Dive Brief:

• An experimental drug developed by Sage Therapeutics Inc. significantly eased symptoms of postpartum depression (PPD) in two Phase 3 studies of women with either moderate or severe forms of the disorder, sending shares in the biotech soaring by more than 50% Wednesday. 
• Sage Therapeutics said it plans to file for approval of the drug, known as brexanolone, sometime next year. Results from the trials validated findings from a small study that had sparked excitement about the drug's prospects last summer. 
• Treatment with brexanolone led to mean reductions of between 14 to 20 points from baseline scores on a rating scale known as HAM-D. In both studies, a statistically significant effect was measured at 60 hours, and among patients with moderate PPD that benefit extended out through 30 days. 

Correction: There were no patient deaths in either of the studies of brexanolone in postpartum depression, although deaths were reported in a prior trial of the drug in super-refractory status epilepticus. A previous version of this article had incorrectly reported one patient death in each of the postpartum depression studies. BioPharma Dive regrets the error. 

Dive Insight:

Sage's success with brexanolone in PPD helps erase the sting of the drug's recent failure to show a benefit in patients with a severe type of epilepsy. 

That setback had trimmed Sage's share price by a fifth, but the surge Wednesday morning more than offset that earlier decline.

There are currently no treatments for PPD, a condition which affects as many as one of out 10 women. Women who suffer from the condition can experience intense depressive symptoms that can disrupt daily life. Unlike general stress and anxiety experienced around childbirth, PPD doesn't dissipate as readily, according to the American Psychological Association. 

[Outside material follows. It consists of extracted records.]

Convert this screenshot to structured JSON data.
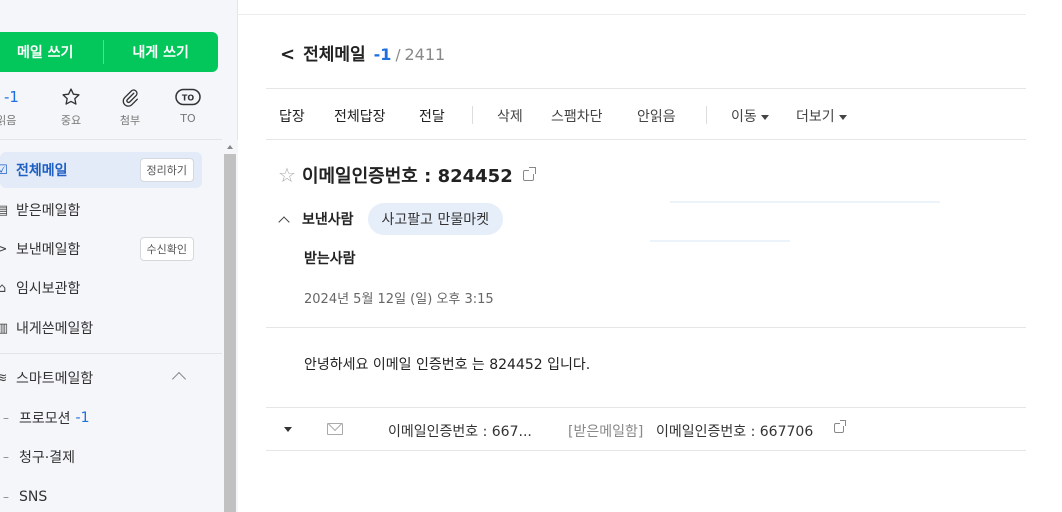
{
  "sidebar": {
    "compose_label": "메일 쓰기",
    "self_compose_label": "내게 쓰기",
    "quick": [
      {
        "icon_text": "-1",
        "label": "안읽음",
        "icon": "unread-count"
      },
      {
        "icon_text": "☆",
        "label": "중요",
        "icon": "star-icon"
      },
      {
        "icon_text": "⌀",
        "label": "첨부",
        "icon": "paperclip-icon"
      },
      {
        "icon_text": "TO",
        "label": "TO",
        "icon": "to-icon"
      }
    ],
    "folders": [
      {
        "icon_text": "☑",
        "label": "전체메일",
        "tag": "정리하기",
        "icon": "all-mail-icon"
      },
      {
        "icon_text": "▤",
        "label": "받은메일함",
        "icon": "inbox-icon"
      },
      {
        "icon_text": ">",
        "label": "보낸메일함",
        "tag": "수신확인",
        "icon": "sent-icon"
      },
      {
        "icon_text": "⌂",
        "label": "임시보관함",
        "icon": "drafts-icon"
      },
      {
        "icon_text": "▥",
        "label": "내게쓴메일함",
        "icon": "self-mail-icon"
      }
    ],
    "smart": {
      "icon_text": "≋",
      "label": "스마트메일함",
      "items": [
        {
          "icon_text": "–",
          "label": "프로모션",
          "count": "-1"
        },
        {
          "icon_text": "–",
          "label": "청구·결제"
        },
        {
          "icon_text": "–",
          "label": "SNS"
        }
      ]
    }
  },
  "header": {
    "back_glyph": "<",
    "title": "전체메일",
    "unread": "-1",
    "slash": "/",
    "total": "2411"
  },
  "toolbar": {
    "reply": "답장",
    "reply_all": "전체답장",
    "forward": "전달",
    "delete": "삭제",
    "spam": "스팸차단",
    "mark_unread": "안읽음",
    "move": "이동",
    "more": "더보기"
  },
  "mail": {
    "star_glyph": "☆",
    "subject": "이메일인증번호 : 824452",
    "from_label": "보낸사람",
    "sender": "사고팔고 만물마켓",
    "to_label": "받는사람",
    "date": "2024년 5월 12일 (일) 오후 3:15",
    "body": "안녕하세요 이메일 인증번호 는 824452 입니다."
  },
  "thread": {
    "subject_short": "이메일인증번호 : 667...",
    "folder": "[받은메일함]",
    "subject_full": "이메일인증번호 : 667706"
  },
  "colors": {
    "brand_green": "#03c75a",
    "accent_blue": "#1e6fe0",
    "chip_bg": "#e6eefa"
  }
}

"We believe the data represent an unprecedented opportunity in the development of treatments for PPD, and may serve as the catalyst for a paradigm shift in how the disease is approached and, if approved, may change how PPD is treated," said Sage CEO Jeff Jonas in a Nov. 9 statement. 

In the first study, called 202B, Sage tested two doses of brexanolone in 122 women with severe PPD, splitting trial participants evenly into two treatment arms and a placebo group. Treatment with 90 mcg/kg/hour of the drug led to a lowering in mean HAM-D scores of 17.7 points from baseline. Those on the 60 mcg/kg/hour dosing saw an even greater 19.9 reduction in HAM-D scores. Both results were a statistically significant improvement over the 14 point drop seen in the placebo arm. 

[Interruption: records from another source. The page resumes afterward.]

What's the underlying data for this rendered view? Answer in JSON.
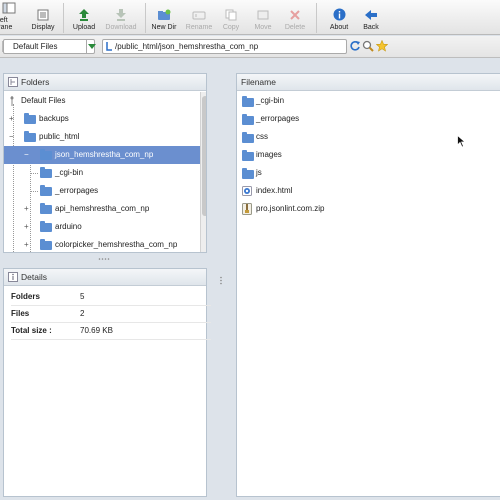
{
  "toolbar": {
    "buttons": [
      {
        "label": "Left Pane",
        "icon": "left-pane-icon",
        "enabled": true
      },
      {
        "label": "Display",
        "icon": "display-icon",
        "enabled": true
      },
      {
        "label": "Upload",
        "icon": "upload-icon",
        "enabled": true
      },
      {
        "label": "Download",
        "icon": "download-icon",
        "enabled": false
      },
      {
        "label": "New Dir",
        "icon": "new-dir-icon",
        "enabled": true
      },
      {
        "label": "Rename",
        "icon": "rename-icon",
        "enabled": false
      },
      {
        "label": "Copy",
        "icon": "copy-icon",
        "enabled": false
      },
      {
        "label": "Move",
        "icon": "move-icon",
        "enabled": false
      },
      {
        "label": "Delete",
        "icon": "delete-icon",
        "enabled": false
      },
      {
        "label": "About",
        "icon": "about-icon",
        "enabled": true
      },
      {
        "label": "Back",
        "icon": "back-icon",
        "enabled": true
      }
    ]
  },
  "address": {
    "location_select": "Default Files",
    "path": "/public_html/json_hemshrestha_com_np"
  },
  "folders_panel": {
    "title": "Folders",
    "items": [
      {
        "label": "Default Files"
      },
      {
        "label": "backups"
      },
      {
        "label": "public_html"
      },
      {
        "label": "json_hemshrestha_com_np",
        "selected": true
      },
      {
        "label": "_cgi-bin"
      },
      {
        "label": "_errorpages"
      },
      {
        "label": "api_hemshrestha_com_np"
      },
      {
        "label": "arduino"
      },
      {
        "label": "colorpicker_hemshrestha_com_np"
      }
    ]
  },
  "details_panel": {
    "title": "Details",
    "rows": [
      {
        "key": "Folders",
        "value": "5"
      },
      {
        "key": "Files",
        "value": "2"
      },
      {
        "key": "Total size :",
        "value": "70.69 KB"
      }
    ]
  },
  "files_panel": {
    "column_header": "Filename",
    "files": [
      {
        "name": "_cgi-bin",
        "type": "folder"
      },
      {
        "name": "_errorpages",
        "type": "folder"
      },
      {
        "name": "css",
        "type": "folder"
      },
      {
        "name": "images",
        "type": "folder"
      },
      {
        "name": "js",
        "type": "folder"
      },
      {
        "name": "index.html",
        "type": "html"
      },
      {
        "name": "pro.jsonlint.com.zip",
        "type": "zip"
      }
    ]
  },
  "colors": {
    "selection": "#6b8fcf",
    "folder_icon": "#5b8ed2",
    "background": "#dde3ea"
  }
}
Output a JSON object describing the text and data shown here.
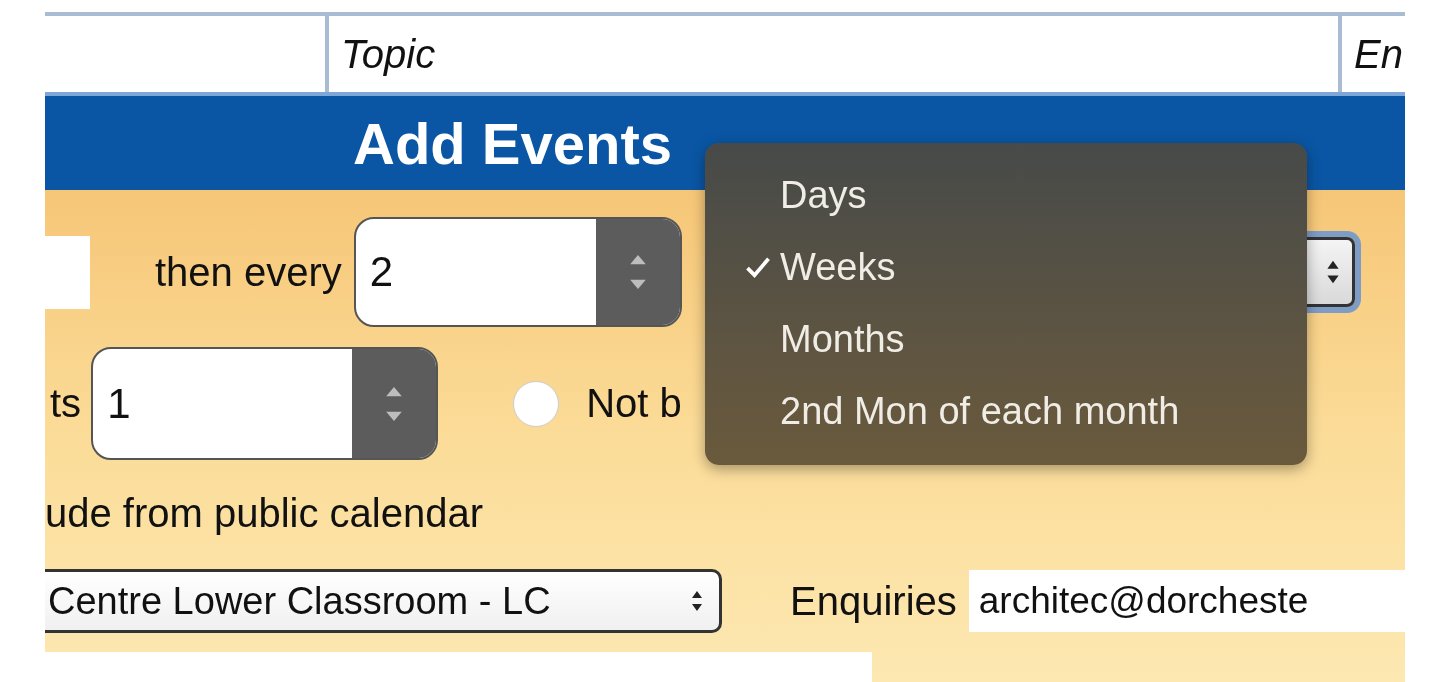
{
  "table_header": {
    "cells": [
      "Topic",
      "En"
    ]
  },
  "panel": {
    "title": "Add Events"
  },
  "repeat_row": {
    "label": "then every",
    "interval": {
      "value": "2"
    }
  },
  "count_row": {
    "label": "ts",
    "count": {
      "value": "1"
    },
    "radio": {
      "label": "Not b",
      "selected": false
    }
  },
  "public_calendar_label": "ude from public calendar",
  "location_select": {
    "value": "Centre Lower Classroom - LC"
  },
  "enquiries": {
    "label": "Enquiries",
    "value": "architec@dorcheste"
  },
  "dropdown_menu": {
    "items": [
      {
        "label": "Days",
        "selected": false
      },
      {
        "label": "Weeks",
        "selected": true
      },
      {
        "label": "Months",
        "selected": false
      },
      {
        "label": "2nd Mon of each month",
        "selected": false
      }
    ]
  }
}
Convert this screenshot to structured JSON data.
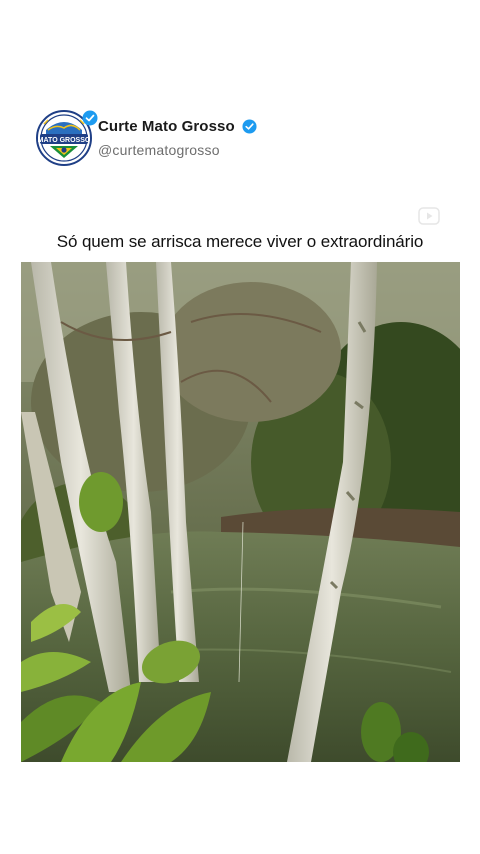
{
  "profile": {
    "display_name": "Curte Mato Grosso",
    "handle": "@curtematogrosso",
    "verified": true,
    "avatar_icon": "mato-grosso-logo",
    "avatar_text": "MATO GROSSO"
  },
  "post": {
    "caption": "Só quem se arrisca merece viver o extraordinário"
  },
  "media": {
    "type": "video-frame",
    "subject": "trees beside a green forest pond"
  },
  "colors": {
    "verified_blue": "#1d9bf0",
    "avatar_blue": "#1f3f86",
    "avatar_yellow": "#f2c31a",
    "avatar_green": "#1a8f3a"
  }
}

Benefit from brexanolone was first observed two days after treatment began and was sustained through 30 days of follow-up.

The HAM-D scale is used to measure the severity of depression, rating symptoms like feelings of guilt, suicidal ideation, insomnia, weight loss and other characteristics of depressive disorders. 

In study 202C, which tested the 90 mcg dosing of brexanolone in 104 women with moderate PPD, Sage also reported a statistically significant reduction in mean HAM-D scores. A significant treatment effect was observed through Day 7 but not at Day 30 — as improvement in the placebo group during the month meant the difference between groups was no longer statistically significant at Day 30. 

Adverse event rates were similar across both treatment and placebo groups. Sage reported one serious adverse event from each study, although neither required hospitalization and one was judged not to be related to treatment.

Editor's note: This post has been updated to clarify the treatment effect of brexanolone at Day 30 in study 202C.